Q: How does your approach change depending upon the social media platform? How do you decide which ones will work for you or will even stick around?
Our consumers are on every single social platform all around the world. But you don’t want to take one message and try to shove it into all the platforms in a uniform way. That doesn’t work for anyone. The challenge is creating one message, but then tailoring it for each platform, so it resonates and makes sense. If we’re on Instagram, we might show a beautiful product shot, while on Twitter we’re talking about a specific tangible benefit. And on Tumblr, we’re posting a whole behind-the-scenes look at how we made the product; I think of it as almost like chapters in a book.
Q: How do you decide when to go onto a platform?
I’d like to say I had a crystal ball for deciding which platforms will work for us.
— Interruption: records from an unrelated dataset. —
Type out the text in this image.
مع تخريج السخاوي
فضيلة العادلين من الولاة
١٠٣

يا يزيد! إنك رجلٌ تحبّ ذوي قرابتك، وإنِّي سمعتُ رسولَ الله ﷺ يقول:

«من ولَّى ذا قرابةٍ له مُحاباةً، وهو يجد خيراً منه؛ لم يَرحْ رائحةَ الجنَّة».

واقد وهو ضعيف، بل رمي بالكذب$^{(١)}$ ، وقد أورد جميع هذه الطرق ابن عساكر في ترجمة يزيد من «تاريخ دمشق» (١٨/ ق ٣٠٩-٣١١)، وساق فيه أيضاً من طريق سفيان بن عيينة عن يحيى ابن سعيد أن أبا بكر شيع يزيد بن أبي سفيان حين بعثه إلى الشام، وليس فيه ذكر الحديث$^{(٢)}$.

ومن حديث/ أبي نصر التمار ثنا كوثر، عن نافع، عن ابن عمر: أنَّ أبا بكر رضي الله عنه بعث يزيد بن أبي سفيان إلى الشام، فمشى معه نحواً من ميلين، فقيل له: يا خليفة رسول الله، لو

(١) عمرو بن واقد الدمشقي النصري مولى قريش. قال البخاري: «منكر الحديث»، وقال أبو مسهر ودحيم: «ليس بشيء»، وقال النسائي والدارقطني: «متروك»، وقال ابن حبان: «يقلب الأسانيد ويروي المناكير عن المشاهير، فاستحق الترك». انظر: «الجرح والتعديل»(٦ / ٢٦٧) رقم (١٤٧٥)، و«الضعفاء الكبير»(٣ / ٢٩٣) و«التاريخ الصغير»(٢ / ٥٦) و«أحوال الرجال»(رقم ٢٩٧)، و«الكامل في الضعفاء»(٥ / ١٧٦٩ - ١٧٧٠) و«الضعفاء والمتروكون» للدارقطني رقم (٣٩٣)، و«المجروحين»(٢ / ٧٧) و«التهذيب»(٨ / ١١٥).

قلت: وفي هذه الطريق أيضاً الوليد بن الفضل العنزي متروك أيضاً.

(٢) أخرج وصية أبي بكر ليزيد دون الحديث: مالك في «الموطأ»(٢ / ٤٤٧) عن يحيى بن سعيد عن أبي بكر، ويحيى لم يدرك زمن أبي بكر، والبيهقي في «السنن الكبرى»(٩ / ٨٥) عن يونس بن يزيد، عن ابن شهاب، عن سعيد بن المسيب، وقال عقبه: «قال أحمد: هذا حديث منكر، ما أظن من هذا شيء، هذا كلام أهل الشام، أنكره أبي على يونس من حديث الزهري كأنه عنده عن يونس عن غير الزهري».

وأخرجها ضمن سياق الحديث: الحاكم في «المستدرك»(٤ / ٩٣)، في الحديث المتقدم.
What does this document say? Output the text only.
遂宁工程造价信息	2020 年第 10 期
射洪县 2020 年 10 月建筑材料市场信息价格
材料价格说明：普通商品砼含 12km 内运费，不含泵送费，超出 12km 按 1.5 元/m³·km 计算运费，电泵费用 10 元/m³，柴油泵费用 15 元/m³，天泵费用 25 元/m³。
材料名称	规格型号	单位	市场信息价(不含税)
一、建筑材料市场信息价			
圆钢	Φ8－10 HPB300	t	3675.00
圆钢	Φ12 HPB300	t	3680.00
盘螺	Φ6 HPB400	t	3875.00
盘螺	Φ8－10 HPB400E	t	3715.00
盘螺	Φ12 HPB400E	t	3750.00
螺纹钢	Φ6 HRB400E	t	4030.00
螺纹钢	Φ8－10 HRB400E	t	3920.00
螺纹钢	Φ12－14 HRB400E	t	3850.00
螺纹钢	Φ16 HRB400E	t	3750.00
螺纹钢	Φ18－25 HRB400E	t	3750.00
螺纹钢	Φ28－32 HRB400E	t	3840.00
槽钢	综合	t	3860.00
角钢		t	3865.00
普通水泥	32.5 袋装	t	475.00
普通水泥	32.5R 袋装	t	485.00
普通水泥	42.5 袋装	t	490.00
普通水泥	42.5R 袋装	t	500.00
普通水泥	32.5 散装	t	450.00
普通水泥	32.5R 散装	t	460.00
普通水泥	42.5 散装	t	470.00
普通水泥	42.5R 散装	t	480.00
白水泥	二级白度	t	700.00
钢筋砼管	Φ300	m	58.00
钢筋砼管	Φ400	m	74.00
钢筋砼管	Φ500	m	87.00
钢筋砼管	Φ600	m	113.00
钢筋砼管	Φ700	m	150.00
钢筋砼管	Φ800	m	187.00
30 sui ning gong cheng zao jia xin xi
If I did, I’d be in Bali right now. I don’t have one of those, but what I do have is 20 years of experience growing up in digital. To me, it’s all about embracing smart risk. Some of it is gut, and some of it is literally being tapped into consumers. Did I take a risk on Snapchat? Yes, but in the end it worked. Was I 100% sure? Absolutely not. I’d be not truthful if I said otherwise.
So a lot of it is just a mixture of gut, having the right network, and also really starting to look at a lot of data. There are so many amazing companies out there that can track users migrating from one platform to the other. Eventually, it reaches a tipping point for us and we jump. Social media actually makes this easier for us to do. When you think about it, the investment in time is very important. But usually it’s just time. It’s not as though there’s a huge capital expenditure that is a major issue for a company.
Q: How did you decide to make Keds’ marketing strategy mobile first?
Making the decision to be mobile first sounds pretty easy in many ways. But it’s actually brutally hard to pivot a whole company that way. How did I make the decision? I really believe in qual and quant. It’s an art and a science. From the quantitative side, we look at user data. We have websites around the world, and they’re accessed disproportionately on a mobile device. That’s a pretty solid indicator that your consumer is already where you need to be. To further verify it we go to other external resources to see the trends in usage behavior. We’re able to get a pretty robust picture that this is the right big bet to go after.
In terms of actually pivoting a company, where it’s really interesting is around content creation. I spent the first 10 years of my career on the advertising side, where traditionally when it comes to a campaign, everybody thinks first in terms of print or TV. Only then do you worry about digital and other different channels or elements. When you’re mobile first, you’re shooting first and foremost for mobile. Everybody understands that the objective is to get the most amazing digital content—whether it’s GIFs or video. From there, you fan out into print and other things.
Within Keds, the leadership team has been very, very supportive, because we’ve been able to go, in the past year, from delivering 100 assets every season to our global marketing partners to 1,000. So it’s a tenfold increase. And we’ve seen unbelievable year-over-year sales growth and other things as a result. We have some very positive momentum.